Now that we have written this class, we can make an instance of the perceptron.

::

 perc = Perceptron(.1,2)

This implicitely calls ``__init__`` so it will create the attributes ``eta, p, beta, beta_zero``.
We choose ``eta = .1`` in this case somewhat arbitrarily.
We need a way to update the perceptron, and use it to predict a new Y variable.

::

 class Perceptron:
    ...

    def predict(self,x):
        """predict y with x"""
        s = x @ self.beta + self.beta_zero
        yhat = 2*(s > 0) - 1
        return yhat

    def update_beta(self,x,y):
        """single step update output 0/1 loss"""
        yhat = self.predict(x)
        if yhat != y:
            self.beta += self.eta * y * x
            self.beta_zero += self.eta * y 
        return yhat != y

These methods are what we use to update the coefficients, which we do on a mis-classification.
Try to parse what is happening above, it is a straightforward application of our description of the perceptron.
We can finally iterate through the dataset, feeding it to the perceptron, and storing the losses:

::

    loss = []
    t_iter = 40
    # Iterate through the data, updating perceptron                                                                                           for t,(x,y) in enumerate(zip(X,Y)):
        loss.append(perc.update_beta(x,y))
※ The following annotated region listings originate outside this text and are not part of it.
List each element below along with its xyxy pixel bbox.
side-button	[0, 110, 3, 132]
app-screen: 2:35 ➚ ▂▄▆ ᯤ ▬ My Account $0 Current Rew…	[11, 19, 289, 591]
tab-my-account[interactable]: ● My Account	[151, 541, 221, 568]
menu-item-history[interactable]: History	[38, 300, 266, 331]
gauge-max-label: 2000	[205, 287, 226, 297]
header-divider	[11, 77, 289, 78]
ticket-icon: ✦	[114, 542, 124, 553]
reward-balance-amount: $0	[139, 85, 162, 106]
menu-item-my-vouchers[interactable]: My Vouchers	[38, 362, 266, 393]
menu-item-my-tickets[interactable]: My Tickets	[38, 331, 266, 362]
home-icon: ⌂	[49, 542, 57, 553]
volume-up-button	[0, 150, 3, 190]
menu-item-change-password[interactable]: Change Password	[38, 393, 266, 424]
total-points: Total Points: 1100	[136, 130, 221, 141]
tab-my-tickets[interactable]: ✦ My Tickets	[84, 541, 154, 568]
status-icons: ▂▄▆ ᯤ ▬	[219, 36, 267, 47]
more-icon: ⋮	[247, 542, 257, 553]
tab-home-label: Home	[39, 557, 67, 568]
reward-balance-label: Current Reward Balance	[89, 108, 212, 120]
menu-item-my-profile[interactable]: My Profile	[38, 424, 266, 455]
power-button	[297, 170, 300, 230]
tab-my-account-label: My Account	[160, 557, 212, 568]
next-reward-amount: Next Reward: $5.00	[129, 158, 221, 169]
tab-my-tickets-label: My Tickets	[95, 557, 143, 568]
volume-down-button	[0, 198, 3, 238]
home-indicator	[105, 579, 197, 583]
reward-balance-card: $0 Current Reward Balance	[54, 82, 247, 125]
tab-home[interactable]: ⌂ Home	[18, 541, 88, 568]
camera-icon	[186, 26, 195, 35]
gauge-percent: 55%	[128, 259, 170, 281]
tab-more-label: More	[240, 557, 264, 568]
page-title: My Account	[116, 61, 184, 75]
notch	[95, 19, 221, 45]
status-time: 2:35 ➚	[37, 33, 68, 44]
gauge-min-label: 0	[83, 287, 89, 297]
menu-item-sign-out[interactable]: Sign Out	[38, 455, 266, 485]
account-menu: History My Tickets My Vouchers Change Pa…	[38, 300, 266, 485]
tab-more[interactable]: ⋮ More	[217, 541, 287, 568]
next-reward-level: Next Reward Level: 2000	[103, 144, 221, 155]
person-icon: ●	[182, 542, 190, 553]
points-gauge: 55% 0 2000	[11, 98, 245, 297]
Notice the use of ``zip``, which is an iterator tool that will zip up two iterables and yield a pair of each in sequence (I need to use ``t`` for plotting so I combine this with ``enumerate``).
We can see the result of these updates after ``t=40,80,120,160,200`` iterations below (+ are the response of +1 and - are -1).


.. image:: images/perc_0.png

**The state of the perceptron with current separator line in red after 40 samples**

.. image:: images/perc_1.png

**The state of the perceptron with current separator line in red after 80 samples**

.. image:: images/perc_2.png

**The state of the perceptron with current separator line in red after 120 samples**

.. image:: images/perc_3.png

**The state of the perceptron with current separator line in red after 160 samples**

.. image:: images/perc_4.png

**The state of the perceptron with current separator line in red after 200 samples**

As we can see the perceptron hones in on a reasonable separator line.  
This behavior, that the perceptron tends to converge on a good solution, was by no means obvious.
It turns out that the perceptron is a special case of an online learning technique called stochastic gradient descent.
We will not return to stochastic gradient descent until Unit 3.
The following is the full source code for the module.
Notice that the main instructions begin with the line 

::

 if __name__=='__main__':

which means that the following block will be executed if you call the script with ``$ python perceptron.py`` or in ipython with ``%run pperceptron.py``.
Alternatively, you could import the module with ``import perceptron`` and have access to the Perceptron class with ``perceptron.Perceptron`` and the main code block will not be run.
This is the preferred way to write modules.

.. literalinclude:: code/perceptron.py

.. [ROS58] Rosenblatt, Frank. "The perceptron: a probabilistic model for information storage and organization in the brain." Psychological review 65.6 (1958): 386.